Cryptographic Bill of Materials (CBOM) Specification

1. Introduction

1.1 Purpose and Scope

The Cryptographic Bill of Materials (CBOM) specification defines a standardized, machine-readable format for enumerating every cryptographic component deployed in a system — algorithms, protocols, keys, certificates, and their configurations. CBOM is to cryptographic dependencies what SBOM is to software dependencies.

CBOM provides the foundational visibility required for post-quantum migration planning, regulatory compliance auditing, and continuous cryptographic posture monitoring. As NIST's 2035 deadline for deprecating classical asymmetric cryptography approaches, organizations need a complete, accurate inventory of their cryptographic dependencies before they can plan migration.

In scope: Software crypto libraries, TLS/SSH/IPsec configurations, certificates and PKI, HSMs and hardware crypto, key management systems, algorithm negotiation, cloud KMS, and entropy sources.

Out of scope: Cryptanalysis, key material values (CBOM enumerates what crypto exists, never contains actual secrets), threat modeling, and algorithm selection guidance.

1.2 Relationship to Existing Standards

CycloneDX 1.6: The OWASP CycloneDX format includes a crypto extension in v1.6 via the cryptoProperties object. While useful, this models cryptographic information as an extension to software components — tied to SBOM lifecycle and software update cadences. CBOM provides a standalone format where cryptographic components are first-class entities.

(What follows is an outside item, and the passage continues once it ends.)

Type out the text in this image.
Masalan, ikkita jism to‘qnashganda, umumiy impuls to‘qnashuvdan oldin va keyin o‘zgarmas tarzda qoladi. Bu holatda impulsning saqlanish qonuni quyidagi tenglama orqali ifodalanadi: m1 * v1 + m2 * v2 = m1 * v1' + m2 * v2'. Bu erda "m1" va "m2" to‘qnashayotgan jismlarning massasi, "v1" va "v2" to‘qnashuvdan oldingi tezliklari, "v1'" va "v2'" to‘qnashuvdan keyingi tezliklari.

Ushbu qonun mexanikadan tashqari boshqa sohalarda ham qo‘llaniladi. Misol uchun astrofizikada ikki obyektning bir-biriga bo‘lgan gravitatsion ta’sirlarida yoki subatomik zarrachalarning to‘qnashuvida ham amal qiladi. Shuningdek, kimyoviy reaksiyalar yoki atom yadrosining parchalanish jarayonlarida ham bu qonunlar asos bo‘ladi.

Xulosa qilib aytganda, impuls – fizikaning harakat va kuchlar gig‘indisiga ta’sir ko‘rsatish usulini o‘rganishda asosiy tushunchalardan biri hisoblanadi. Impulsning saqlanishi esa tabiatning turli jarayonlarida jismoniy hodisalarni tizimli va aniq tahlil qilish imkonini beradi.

SPDX: The Software Package Data Exchange (ISO/IEC 5962) provides software supply chain transparency but has no dedicated cryptographic extension. CBOM complements SPDX through cross-referencing.

NIST SP 800-227: Recommendations for Post-Quantum Cryptography Migration — CBOM provides the inventory format that makes SP 800-227's recommendations actionable.

CNSA 2.0: The NSA's Commercial National Security Algorithm Suite 2.0 defines algorithm transition timelines. CBOM tracks compliance against these timelines.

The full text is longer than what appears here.